When I was in the pits of depression, I was too ashamed to speak about it with anyone really. There were a select few who I explained it to but for the most part, I couldn’t bring myself to speak about it. I was ashamed. I’d seen what people said about depressed people and, even more, about depressed people who are unemployed; general consensus being that they were lying. There were even people who said that they managed to get by when they were depressed so why couldn’t these workshy bastards? Here’s the answer: it affects everyone differently and there is no ‘right’ way to deal with depression that fits everyone.

Apparently 1 in 4 people have a mental illness of some kind. Think of the people you love, imagine how many that equates to. Even if it’s different for you, say it’s 1 in 6. That’s still 2 people suffering. 2 people out of 12 that you love. Think of the people who have enriched your life simply by being part of it. Imagine how many of them are affected by mental illnesses. Mental illnesses are not something that happen to ‘other people’, they’re not something you can brush under the rug and pretend don’t exist in your life. They affect most people in one form or another, even if it’s just being the loved one of a sufferer. So why is this a stigma? Why are we still pretending it doesn’t exist? Why are we not educating people on what depression actually is and how to help a sufferer?

If you are suffering, or you think you might be, please get help. Speak to a doctor, speak to somebody on an anonymous helpline. Seek help. Know that I, and millions of other sufferers are behind you. You are not alone in this, you never will be. Depression never truly goes away but it does fade, it becomes manageable, it becomes something you live in spite of. Remember things will not always be this bad and you are stronger than you think. Watch the video I’ve spoken about, it helps. It helped me. It helped those who didn’t understand to come to terms with it. Be kind to yourself. You’re ill, be as kind to yourself as you are when you have a physical illness. Try to talk about it whenever you feel ready.

If you know a sufferer, be patient. Be as patient as you can be. Be loving, give them space. If you’re struggling, educate yourself. Read up on it. Those who are supporting sufferers can find themselves suffering too. Talk about it whenever you need to. As Ruby Wax said at the end of her talk:

If we don’t talk about this stuff, we don’t learn how to deal with our lives, it’s not going to be 1 in 4, it’s going to be 4 in 4 who are really ill in the upstairs department. And while we’re at it, can we please stop the stigma?

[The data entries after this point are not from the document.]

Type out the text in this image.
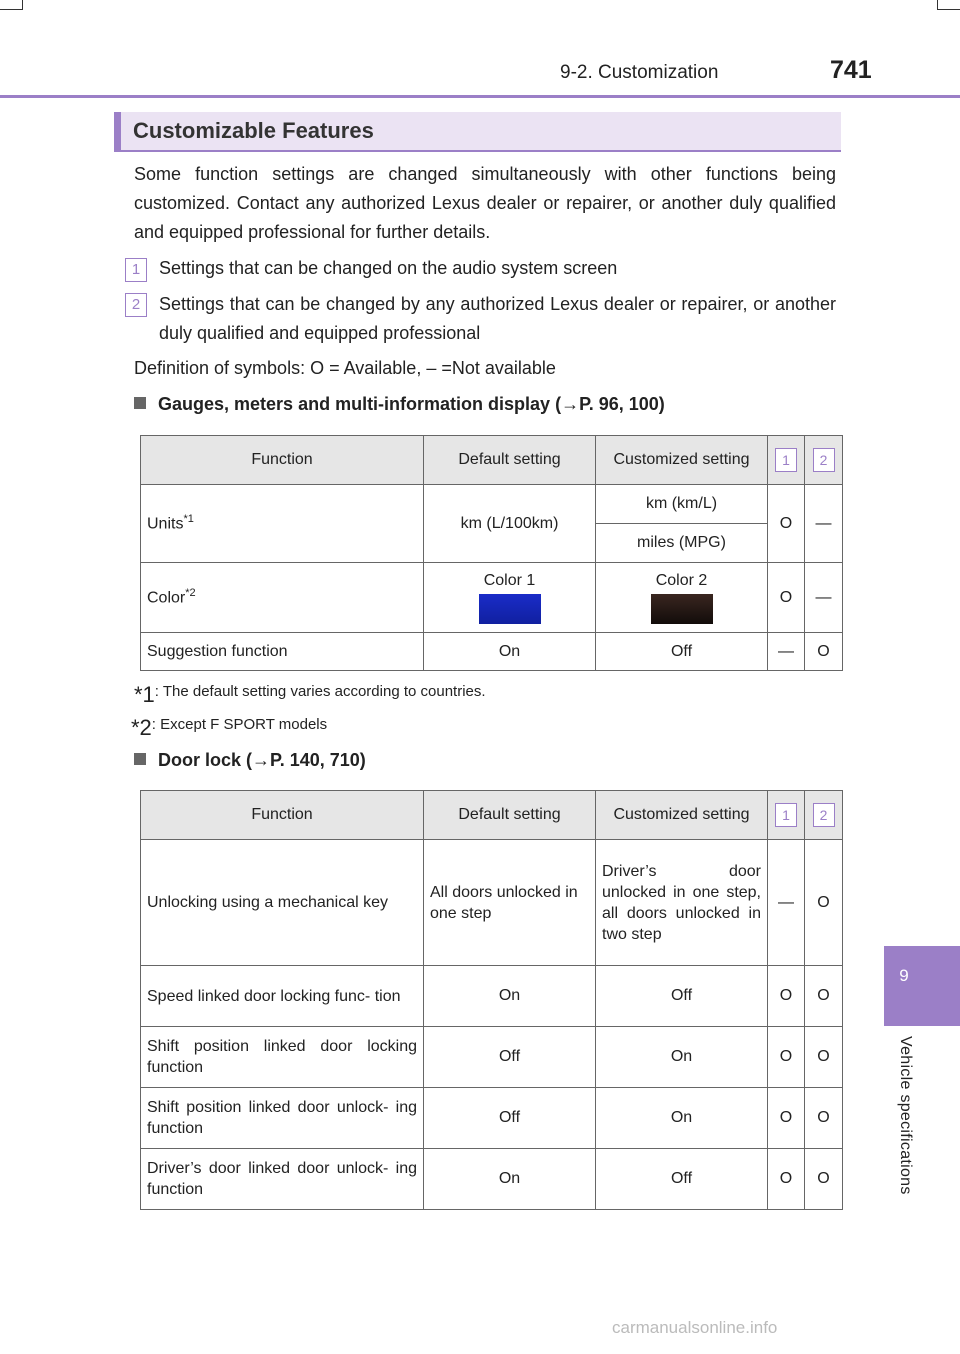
9-2. Customization	741
9
Vehicle specifications
Customizable Features
Some function settings are changed simultaneously with other functions being customized. Contact any authorized Lexus dealer or repairer, or another duly qualified and equipped professional for further details.
1	Settings that can be changed on the audio system screen
2	Settings that can be changed by any authorized Lexus dealer or repairer, or another duly qualified and equipped professional
Definition of symbols: O = Available, – =Not available
Gauges, meters and multi-information display (→P. 96, 100)
Function	Default setting	Customized setting	1	2
Units$^{*1}$	km (L/100km)	km (km/L)	O	—
		miles (MPG)		
Color$^{*2}$	Color 1	Color 2	O	—
Suggestion function	On	Off	—	O
*1: The default setting varies according to countries.
*2: Except F SPORT models
Door lock (→P. 140, 710)
Function	Default setting	Customized setting	1	2
Unlocking using a mechanical key	All doors unlocked in one step	Driver’s door unlocked in one step, all doors unlocked in two step	—	O
Speed linked door locking func- tion	On	Off	O	O
Shift position linked door locking function	Off	On	O	O
Shift position linked door unlock- ing function	Off	On	O	O
Driver’s door linked door unlock- ing function	On	Off	O	O
carmanualsonline.info
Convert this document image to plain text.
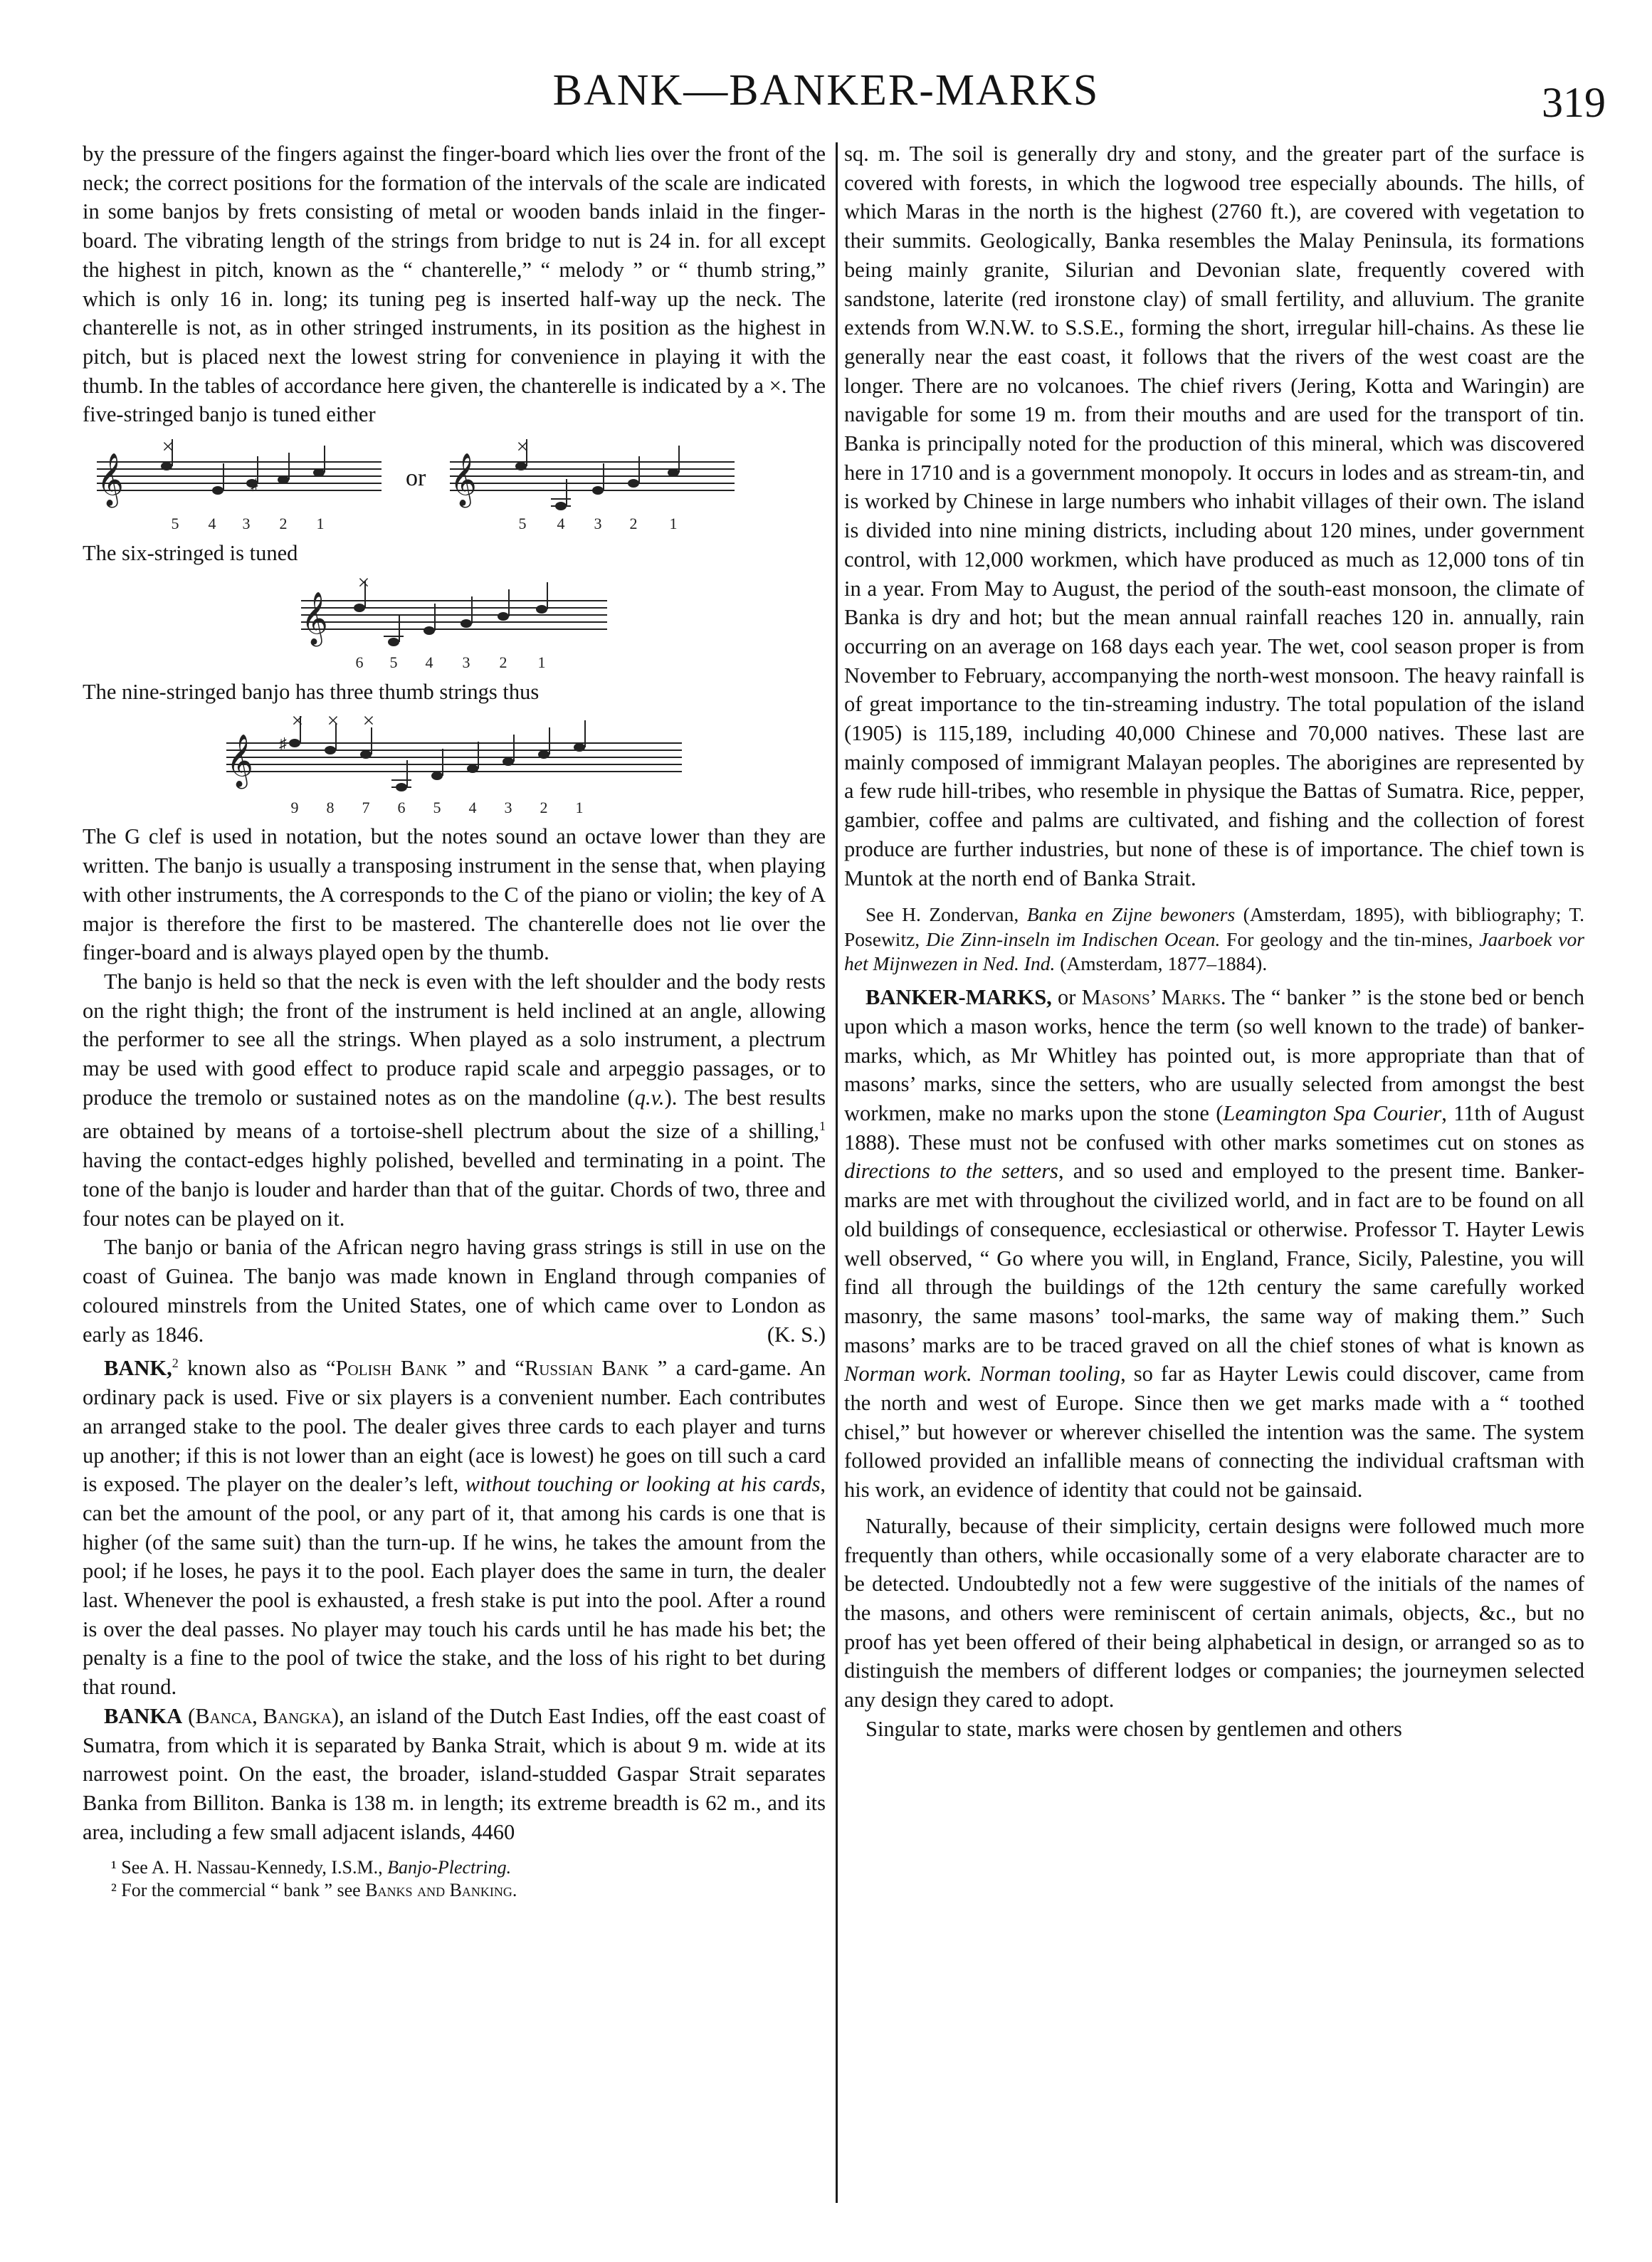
BANK—BANKER-MARKS	319

by the pressure of the fingers against the finger-board which lies over the front of the neck; the correct positions for the formation of the intervals of the scale are indicated in some banjos by frets consisting of metal or wooden bands inlaid in the finger-board. The vibrating length of the strings from bridge to nut is 24 in. for all except the highest in pitch, known as the “ chanterelle,” “ melody ” or “ thumb string,” which is only 16 in. long; its tuning peg is inserted half-way up the neck. The chanterelle is not, as in other stringed instruments, in its position as the highest in pitch, but is placed next the lowest string for convenience in playing it with the thumb. In the tables of accordance here given, the chanterelle is indicated by a ×. The five-stringed banjo is tuned either

𝄞
×
♯
5 4 3 2 1
or 𝄞
×
5 4 3 2 1

The six-stringed is tuned

𝄞
×
6 5 4 3 2 1

The nine-stringed banjo has three thumb strings thus

𝄞
× × ×
♯
9 8 7 6 5 4 3 2 1

The G clef is used in notation, but the notes sound an octave lower than they are written. The banjo is usually a transposing instrument in the sense that, when playing with other instruments, the A corresponds to the C of the piano or violin; the key of A major is therefore the first to be mastered. The chanterelle does not lie over the finger-board and is always played open by the thumb.

The banjo is held so that the neck is even with the left shoulder and the body rests on the right thigh; the front of the instrument is held inclined at an angle, allowing the performer to see all the strings. When played as a solo instrument, a plectrum may be used with good effect to produce rapid scale and arpeggio passages, or to produce the tremolo or sustained notes as on the mandoline (q.v.). The best results are obtained by means of a tortoise-shell plectrum about the size of a shilling,$^1$ having the contact-edges highly polished, bevelled and terminating in a point. The tone of the banjo is louder and harder than that of the guitar. Chords of two, three and four notes can be played on it.

The banjo or bania of the African negro having grass strings is still in use on the coast of Guinea. The banjo was made known in England through companies of coloured minstrels from the United States, one of which came over to London as early as 1846.	(K. S.)

BANK,$^2$ known also as “Polish Bank ” and “Russian Bank ” a card-game. An ordinary pack is used. Five or six players is a convenient number. Each contributes an arranged stake to the pool. The dealer gives three cards to each player and turns up another; if this is not lower than an eight (ace is lowest) he goes on till such a card is exposed. The player on the dealer’s left, without touching or looking at his cards, can bet the amount of the pool, or any part of it, that among his cards is one that is higher (of the same suit) than the turn-up. If he wins, he takes the amount from the pool; if he loses, he pays it to the pool. Each player does the same in turn, the dealer last. Whenever the pool is exhausted, a fresh stake is put into the pool. After a round is over the deal passes. No player may touch his cards until he has made his bet; the penalty is a fine to the pool of twice the stake, and the loss of his right to bet during that round.

BANKA (Banca, Bangka), an island of the Dutch East Indies, off the east coast of Sumatra, from which it is separated by Banka Strait, which is about 9 m. wide at its narrowest point. On the east, the broader, island-studded Gaspar Strait separates Banka from Billiton. Banka is 138 m. in length; its extreme breadth is 62 m., and its area, including a few small adjacent islands, 4460

¹ See A. H. Nassau-Kennedy, I.S.M., Banjo-Plectring.

² For the commercial “ bank ” see Banks and Banking.

sq. m. The soil is generally dry and stony, and the greater part of the surface is covered with forests, in which the logwood tree especially abounds. The hills, of which Maras in the north is the highest (2760 ft.), are covered with vegetation to their summits. Geologically, Banka resembles the Malay Peninsula, its formations being mainly granite, Silurian and Devonian slate, frequently covered with sandstone, laterite (red ironstone clay) of small fertility, and alluvium. The granite extends from W.N.W. to S.S.E., forming the short, irregular hill-chains. As these lie generally near the east coast, it follows that the rivers of the west coast are the longer. There are no volcanoes. The chief rivers (Jering, Kotta and Waringin) are navigable for some 19 m. from their mouths and are used for the transport of tin. Banka is principally noted for the production of this mineral, which was discovered here in 1710 and is a government monopoly. It occurs in lodes and as stream-tin, and is worked by Chinese in large numbers who inhabit villages of their own. The island is divided into nine mining districts, including about 120 mines, under government control, with 12,000 workmen, which have produced as much as 12,000 tons of tin in a year. From May to August, the period of the south-east monsoon, the climate of Banka is dry and hot; but the mean annual rainfall reaches 120 in. annually, rain occurring on an average on 168 days each year. The wet, cool season proper is from November to February, accompanying the north-west monsoon. The heavy rainfall is of great importance to the tin-streaming industry. The total population of the island (1905) is 115,189, including 40,000 Chinese and 70,000 natives. These last are mainly composed of immigrant Malayan peoples. The aborigines are represented by a few rude hill-tribes, who resemble in physique the Battas of Sumatra. Rice, pepper, gambier, coffee and palms are cultivated, and fishing and the collection of forest produce are further industries, but none of these is of importance. The chief town is Muntok at the north end of Banka Strait.

See H. Zondervan, Banka en Zijne bewoners (Amsterdam, 1895), with bibliography; T. Posewitz, Die Zinn-inseln im Indischen Ocean. For geology and the tin-mines, Jaarboek vor het Mijnwezen in Ned. Ind. (Amsterdam, 1877–1884).

BANKER-MARKS, or Masons’ Marks. The “ banker ” is the stone bed or bench upon which a mason works, hence the term (so well known to the trade) of banker-marks, which, as Mr Whitley has pointed out, is more appropriate than that of masons’ marks, since the setters, who are usually selected from amongst the best workmen, make no marks upon the stone (Leamington Spa Courier, 11th of August 1888). These must not be confused with other marks sometimes cut on stones as directions to the setters, and so used and employed to the present time. Banker-marks are met with throughout the civilized world, and in fact are to be found on all old buildings of consequence, ecclesiastical or otherwise. Professor T. Hayter Lewis well observed, “ Go where you will, in England, France, Sicily, Palestine, you will find all through the buildings of the 12th century the same carefully worked masonry, the same masons’ tool-marks, the same way of making them.” Such masons’ marks are to be traced graved on all the chief stones of what is known as Norman work. Norman tooling, so far as Hayter Lewis could discover, came from the north and west of Europe. Since then we get marks made with a “ toothed chisel,” but however or wherever chiselled the intention was the same. The system followed provided an infallible means of connecting the individual craftsman with his work, an evidence of identity that could not be gainsaid.

Naturally, because of their simplicity, certain designs were followed much more frequently than others, while occasionally some of a very elaborate character are to be detected. Undoubtedly not a few were suggestive of the initials of the names of the masons, and others were reminiscent of certain animals, objects, &c., but no proof has yet been offered of their being alphabetical in design, or arranged so as to distinguish the members of different lodges or companies; the journeymen selected any design they cared to adopt.

Singular to state, marks were chosen by gentlemen and others
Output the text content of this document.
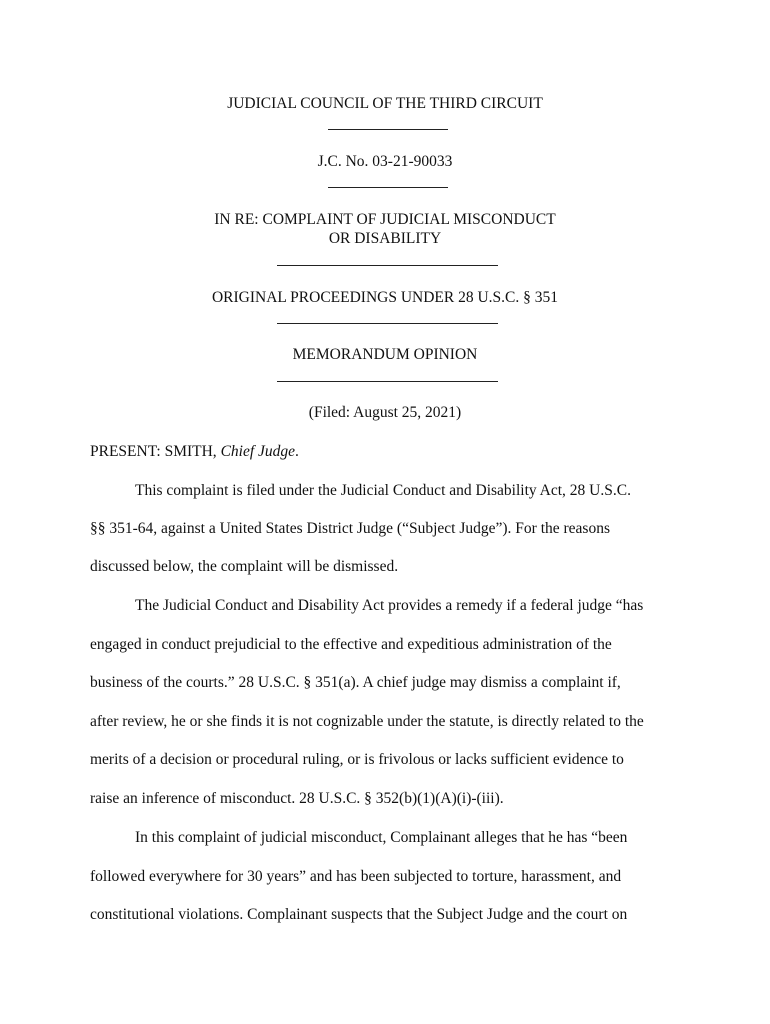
JUDICIAL COUNCIL OF THE THIRD CIRCUIT
J.C. No. 03-21-90033
IN RE: COMPLAINT OF JUDICIAL MISCONDUCT
OR DISABILITY
ORIGINAL PROCEEDINGS UNDER 28 U.S.C. § 351
MEMORANDUM OPINION
(Filed: August 25, 2021)
PRESENT: SMITH, Chief Judge.
This complaint is filed under the Judicial Conduct and Disability Act, 28 U.S.C.
§§ 351-64, against a United States District Judge (“Subject Judge”). For the reasons
discussed below, the complaint will be dismissed.
The Judicial Conduct and Disability Act provides a remedy if a federal judge “has
engaged in conduct prejudicial to the effective and expeditious administration of the
business of the courts.” 28 U.S.C. § 351(a). A chief judge may dismiss a complaint if,
after review, he or she finds it is not cognizable under the statute, is directly related to the
merits of a decision or procedural ruling, or is frivolous or lacks sufficient evidence to
raise an inference of misconduct. 28 U.S.C. § 352(b)(1)(A)(i)-(iii).
In this complaint of judicial misconduct, Complainant alleges that he has “been
followed everywhere for 30 years” and has been subjected to torture, harassment, and
constitutional violations. Complainant suspects that the Subject Judge and the court on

The song this post was named after is called Loose Lips and it’s by Kimya Dawson:

pssst… in her talk, Ruby Wax demonstrates just how physical mental illness is and explains how the brain works. SO worth a watch!



  1. Brilliant piece of writing, honesty and being open is something I’m still trying to work on, but the experience of others and knowing your not alone helps so much

    1. I thought I’d replied to this. Sorry.

      Thank you very much for your kind words. I really hope things get better for you soon and you’ll find the words you need to say. Feel free to get in touch with me any time, strangers can sometimes be the best people to speak to in these situations.